I was a little worried that I’d whacked down the Gregg’s Mist Flower (Conoclinium (Eupatorium) Greggii) a little too late, but I think we’ll have enough when the Monarchs come through in a few weeks. I’ve put in two other plants with fuzzy purple flowers purported to thrill butterflies out of their senses, but of course I can’t remember their names. We’ll see what happens when they blossom. Meanwhile white feathers carry native butterfly weed seeds all over the yard despite last spring’s ferocious epidemic of aphids. Can’t some plants make themselves immune to pests? They should.

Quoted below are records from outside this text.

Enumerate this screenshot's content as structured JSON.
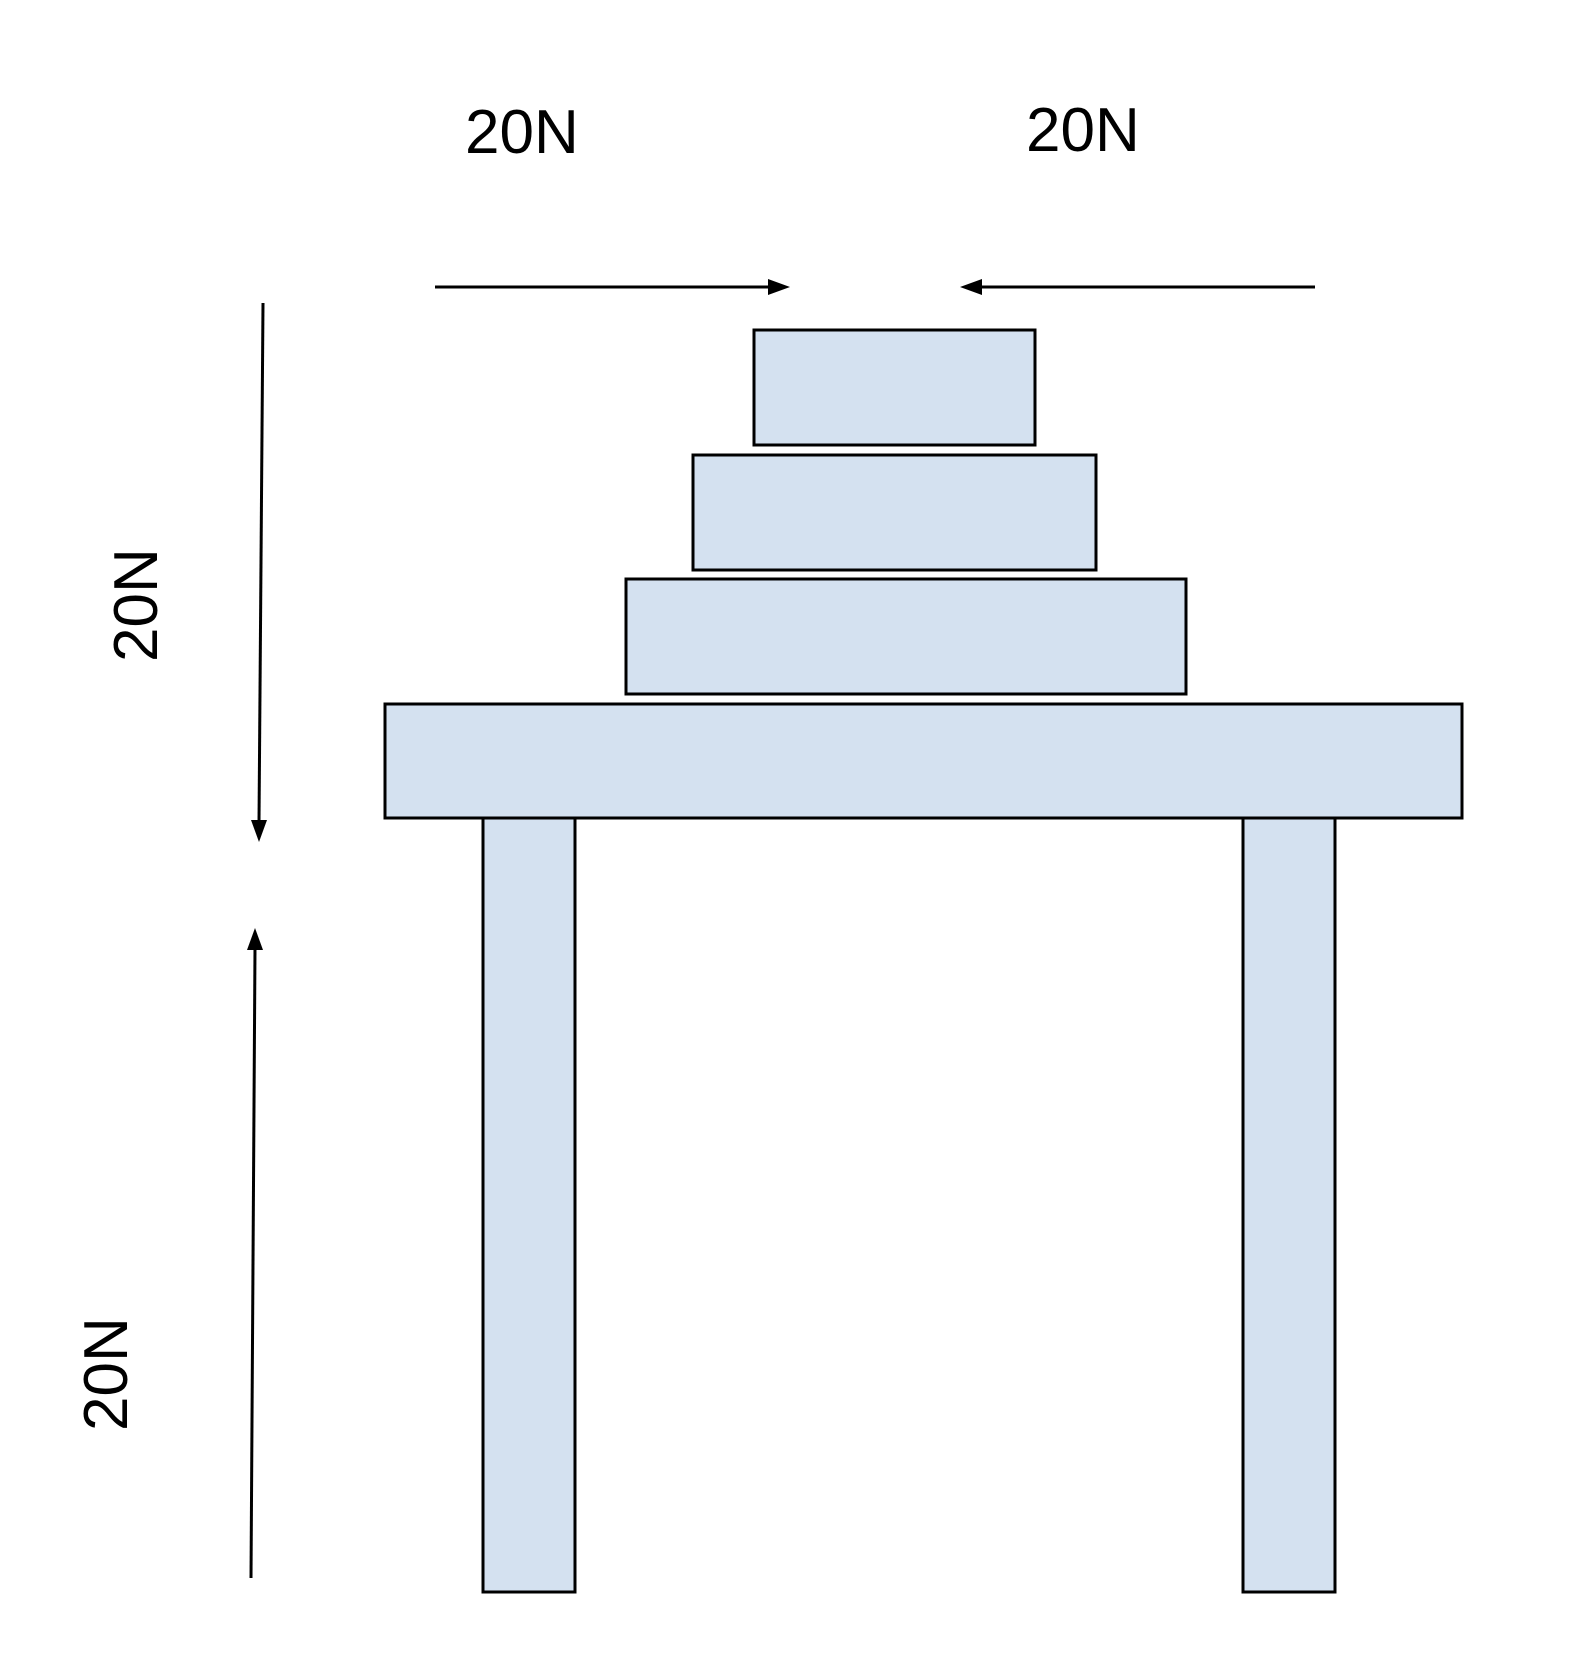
{
  "colors": {
    "object_fill": "#d4e1f0",
    "outline": "#000000",
    "background": "#ffffff"
  },
  "forces": {
    "top_left": {
      "label": "20N",
      "direction": "right"
    },
    "top_right": {
      "label": "20N",
      "direction": "left"
    },
    "left_upper": {
      "label": "20N",
      "direction": "down"
    },
    "left_lower": {
      "label": "20N",
      "direction": "up"
    }
  }
}
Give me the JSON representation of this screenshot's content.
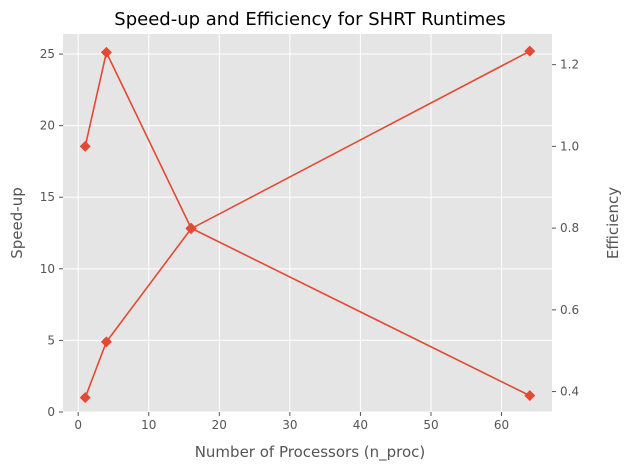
{
  "chart_data": {
    "type": "line",
    "title": "Speed-up and Efficiency for SHRT Runtimes",
    "xlabel": "Number of Processors (n_proc)",
    "ylabel": "Speed-up",
    "y2label": "Efficiency",
    "x": [
      1,
      4,
      16,
      64
    ],
    "xlim": [
      -2.15,
      67.15
    ],
    "ylim": [
      0,
      26.4
    ],
    "y2lim": [
      0.35,
      1.275
    ],
    "xticks": [
      0,
      10,
      20,
      30,
      40,
      50,
      60
    ],
    "yticks": [
      0,
      5,
      10,
      15,
      20,
      25
    ],
    "y2ticks": [
      0.4,
      0.6,
      0.8,
      1.0,
      1.2
    ],
    "xtick_labels": [
      "0",
      "10",
      "20",
      "30",
      "40",
      "50",
      "60"
    ],
    "ytick_labels": [
      "0",
      "5",
      "10",
      "15",
      "20",
      "25"
    ],
    "y2tick_labels": [
      "0.4",
      "0.6",
      "0.8",
      "1.0",
      "1.2"
    ],
    "series": [
      {
        "axis": "left",
        "values": [
          1.0,
          4.9,
          12.8,
          25.2
        ]
      },
      {
        "axis": "right",
        "values": [
          1.0,
          1.23,
          0.8,
          0.39
        ]
      }
    ],
    "grid": true,
    "style": "ggplot",
    "colors": {
      "line": "#E24A33",
      "background": "#E5E5E5",
      "grid": "#FFFFFF",
      "text": "#555555"
    }
  }
}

Meanwhile, back at the dining room table, I peeled back the front six pounds of the Atlas to see what had become of spring. I’d rather thought I might mount them on black construction paper but there was none to be found, which tells you more than you need to know about what kind of grandmother I am. May I say in my own defense that at least I have four scooters in the garage and a permanent chocolate supply in the refrigerator?
It doesn’t look like poppies fare very well, splayed out and squashed for half a year, but I was amazed to see how well all the colors held up. Pansies are a classic choice for pressed flowers, I think. The only complication here is, I have no earthly idea where I had any pansies. Did I buy a few pots exclusively for pressing purposes? Did I put some in for a little winter color someplace? Did I harvest only my own? How ignominious would it be to go to jail for stealing pansies?*
I decided to try framing these without spraying adhesive all over them or the paper or myself; I simply lay them on the glass, placed a blue file folder on top of them, then stuffed the back of the frame with copy paper ready for the recycling bin. I have no idea whether they’ll all slide down into a dusty pile as they hang on the wall; but it sort of doesn’t matter. With no special sentiment attached to any of these flowers, I can actually afford to think about doing a better job with the next batch.
And so, a small snapshot of what’s become of spring:
*From the “You Never Know In Exactly Which Direction Your Mind Will Take You When It Is Taking You in the Wrong Direction” Department, these aren’t even pansies! They are Mexican primroses, and I know for sure I had a trillion of those. Whew.